It isn’t just about fortifying products with all of these nutrients. Formulators must also make them readily available to the body to absorb.
“One overlooked aspect of nutrition is that of bioavailability, which can be impacted not only by the specific nutrient form, but also the presence of compounds in foods that may limit absorption,” said Eric Ciappio, strategic development manager, nutrition science, Balchem. “So called anti-nutrients, such as phytates and oxalates, are commonly found in plant-based foods that are often popular among athletes.”
Phytates, for example, may impact iron absorption. According to a study published in the American Journal of Clinical Nutrition, just 10 mg of phytate decreased iron absorption by 60% in human trials.
“There are several options for minerals that are manufactured to be more bioavailable than traditional products, either via patented production methods or by adjusting the carrier,” said Jenn Adams, business development manager, International Food Products Corp. “Medium-chain triglyceride (MCT) oils also have their place in baked goods and snacks for the sports nutrition market. Made popular through the keto diet market, MCT oil offers many potential health benefits.”

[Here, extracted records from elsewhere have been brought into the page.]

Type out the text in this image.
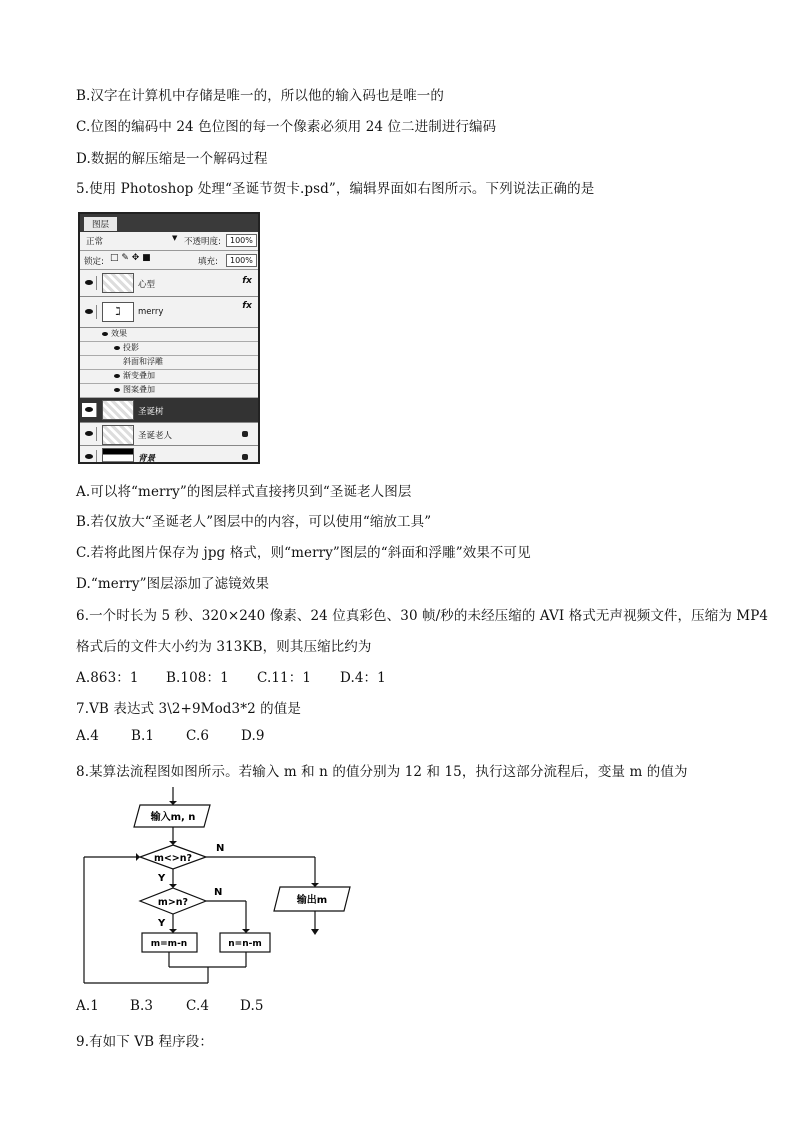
B.汉字在计算机中存储是唯一的，所以他的输入码也是唯一的
C.位图的编码中 24 色位图的每一个像素必须用 24 位二进制进行编码
D.数据的解压缩是一个解码过程
5.使用 Photoshop 处理“圣诞节贺卡.psd”，编辑界面如右图所示。下列说法正确的是
图层
正常	▼ 不透明度:	100%
锁定: □ ✎ ✥ ■	填充:	100%
心型	fx
ℷ	merry
fx
效果
投影
斜面和浮雕
渐变叠加
图案叠加
圣诞树
圣诞老人
背景
A.可以将“merry”的图层样式直接拷贝到“圣诞老人图层
B.若仅放大“圣诞老人”图层中的内容，可以使用“缩放工具”
C.若将此图片保存为 jpg 格式，则“merry”图层的“斜面和浮雕”效果不可见
D.“merry”图层添加了滤镜效果
6.一个时长为 5 秒、320×240 像素、24 位真彩色、30 帧/秒的未经压缩的 AVI 格式无声视频文件，压缩为 MP4
格式后的文件大小约为 313KB，则其压缩比约为
A.863：1	B.108：1	C.11：1	D.4：1
7.VB 表达式 3\2+9Mod3*2 的值是
A.4	B.1	C.6	D.9
8.某算法流程图如图所示。若输入 m 和 n 的值分别为 12 和 15，执行这部分流程后，变量 m 的值为
输入m, n
m<>n?
N
Y
m>n?
N
Y
m=m-n	n=n-m
输出m
A.1	B.3	C.4	D.5
9.有如下 VB 程序段：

According to scientific studies, MCT oils promote weight loss and reduction of the body’s fat mass. And as a fat, it has a role in energy, satiety and joint, organ and brain health.
“MCT-based products have become quite popular in the performance category,” said Shannon Washington, marketing manager at Balchem. “We offer lipid-based powder systems that utilize MCT oil. Dry powder-based lipid systems allow for a greater percentage to be incorporated into the formula versus only using liquid oils. We also offer lipid-based powder systems with added protein, like chickpea protein and pea protein.”
As health becomes more central and consumers become more mobile, demand for these types of products is only expected to grow.
“Sports and healthy eating go hand in hand,” said Kyle Krause, regional product manager, functional fibers and carbohydrates, North America, Beneo. “A key element for active consumers is to find foods that provide them with energy in a balanced way. We will continue to see the rise of ‘sportification’ of many on-the-go foods like baked goods and snacks, providing functional benefits beyond the original item.”
Such “sportification” appeals to busy consumers who are active all day and need proven nutrition to maintain performance. These foods fuel their days, both physically and mentally.
“The future of sports nutrition in baked goods centers around understanding the true need of active and sports nutrition consumers,” said Aaron Martin, director of nutrition innovation, Agropur. “This means more complete nutrition and calories. Protein is the cornerstone, but carbs, fats, fiber and vitamins and minerals are all important and will play a larger role. Expect to see more bars, muffins and other products that offer higher clean calorie content to fuel performance versus the low-carb, low-calorie approach that may not always provide enough building blocks for active consumers.”